Re: [PATCH RFC 06/24] userfaultfd: wp: support write protection for userfault vma range
From: Peter Xu
Date: Thu Jan 24 2019 - 00:47:31 EST
On Tue, Jan 22, 2019 at 09:43:38PM -0500, Jerome Glisse wrote:
> On Wed, Jan 23, 2019 at 10:17:45AM +0800, Peter Xu wrote:
> > On Tue, Jan 22, 2019 at 12:02:24PM -0500, Jerome Glisse wrote:
> > > On Tue, Jan 22, 2019 at 05:39:35PM +0800, Peter Xu wrote:
> > > > On Mon, Jan 21, 2019 at 09:05:35AM -0500, Jerome Glisse wrote:
> > > >
> > > > [...]
> > > >
> > > > > > + change_protection(dst_vma, start, start + len, newprot,
> > > > > > + !enable_wp, 0);
> > > > >
> > > > > So setting dirty_accountable bring us to that code in mprotect.c:
> > > > >
> > > > > if (dirty_accountable && pte_dirty(ptent) &&
> > > > > (pte_soft_dirty(ptent) ||
> > > > > !(vma->vm_flags & VM_SOFTDIRTY))) {
> > > > > ptent = pte_mkwrite(ptent);
> > > > > }
> > > > >
> > > > > My understanding is that you want to set write flag when enable_wp
> > > > > is false and you want to set the write flag unconditionaly, right ?
> > > >
> > > > Right.
> > > >
> > > > >
> > > > > If so then you should really move the change_protection() flags
> > > > > patch before this patch and add a flag for setting pte write flags.
> > > > >
> > > > > Otherwise the above is broken at it will only set the write flag
> > > > > for pte that were dirty and i am guessing so far you always were
> > > > > lucky because pte were all dirty (change_protection will preserve
> > > > > dirtyness) when you write protected them.
> > > > >
> > > > > So i believe the above is broken or at very least unclear if what
> > > > > you really want is to only set write flag to pte that have the
> > > > > dirty flag set.
> > > >
> > > > You are right, if we build the tree until this patch it won't work for
> > > > all the cases. It'll only work if the page was at least writable
> > > > before and also it's dirty (as you explained). Sorry to be unclear
> > > > about this, maybe I should at least mention that in the commit message
> > > > but I totally forgot it.
> > > >
> > > > All these problems are solved in later on patches, please feel free to
> > > > have a look at:
> > > >
> > > > mm: merge parameters for change_protection()

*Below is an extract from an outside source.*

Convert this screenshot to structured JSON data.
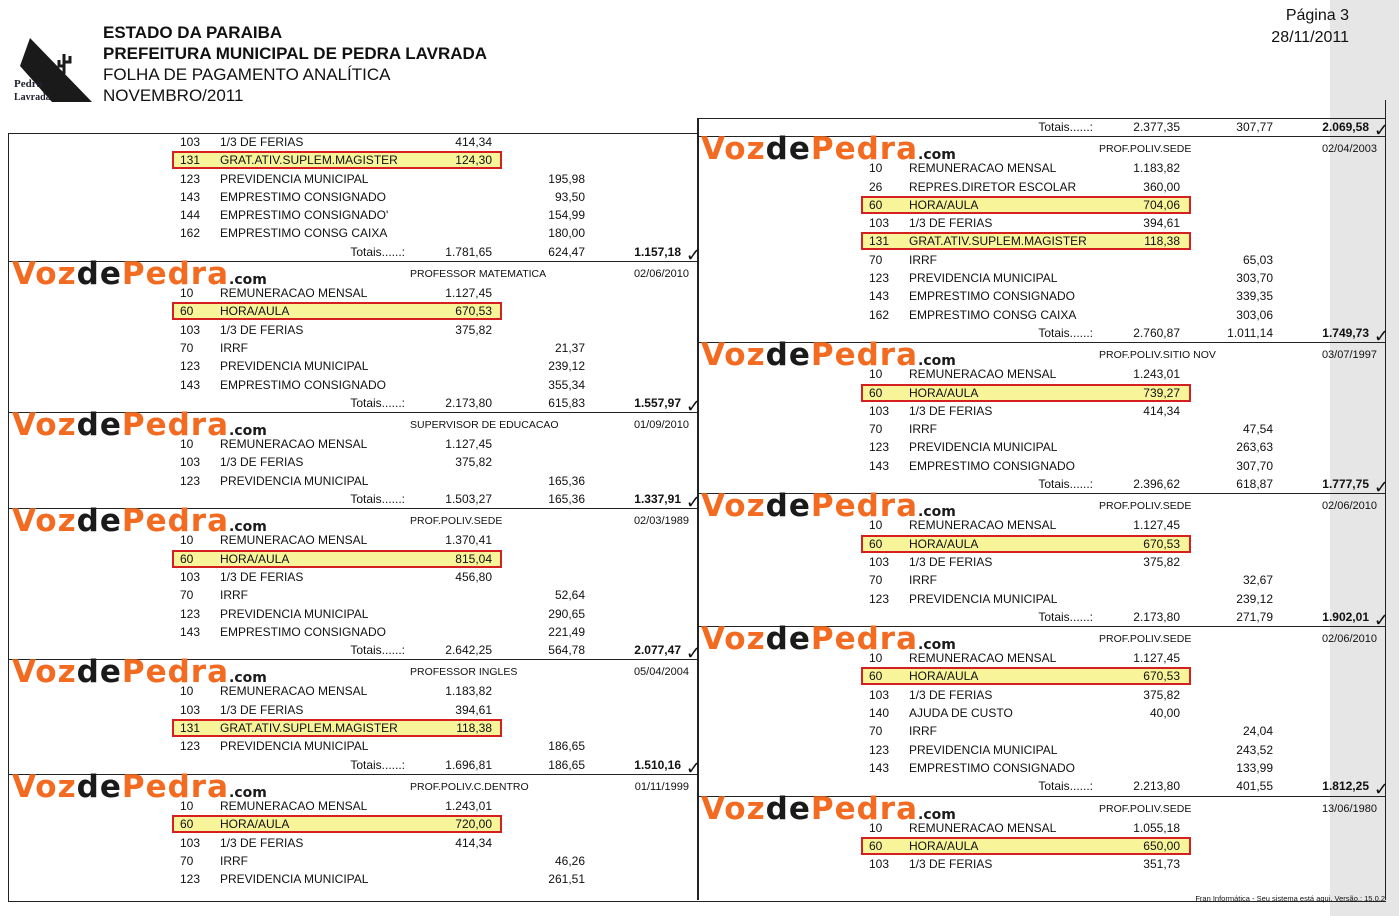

> > > > userfaultfd: wp: apply _PAGE_UFFD_WP bit
> > > > userfaultfd: wp: handle COW properly for uffd-wp
> > > >
> > > > Note that even in the follow up patches IMHO we can't directly change
> > > > the write permission since the page can be shared by other processes
> > > > (e.g., the zero page or COW pages). But the general idea is the same
> > > > as you explained.
> > > >
> > > > I tried to avoid squashing these stuff altogether as explained
> > > > previously. Also, this patch can be seen as a standalone patch to
> > > > introduce the new interface which seems to make sense too, and it is
> > > > indeed still working in many cases so I see the latter patches as
> > > > enhancement of this one. Please let me know if you still want me to
> > > > have all these stuff squashed, or if you'd like me to squash some of
> > > > them.
> > >
> > > Yeah i have look at those after looking at this one. You should just
> > > re-order the patch this one first and then one that add new flag,
> > > then ones that add the new userfaultfd feature. Otherwise you are
> > > adding a userfaultfd feature that is broken midway ie it is added
> > > broken and then you fix it. Some one bisecting thing might get hurt
> > > by that. It is better to add and change everything you need and then
> > > add the new feature so that the new feature will work as intended.
> > >
> > > So no squashing just change the order ie add the userfaultfd code
> > > last.
> >
> > Yes this makes sense, I'll do that in v2. Thanks for the suggestion!
>
> Note before doing a v2 i would really like to see some proof of why
> you need new page table flag see my reply to:
> userfaultfd: wp: add WP pagetable tracking to x86
>
> As i believe you can identify COW or KSM from UFD write protect with-
> out a pte flag.
Yes. I replied in that thread with my understanding on why the new
bit is required in the PTE (and also another new bit in the swap
entry). We can discuss there.
Thanks,
--
Peter Xu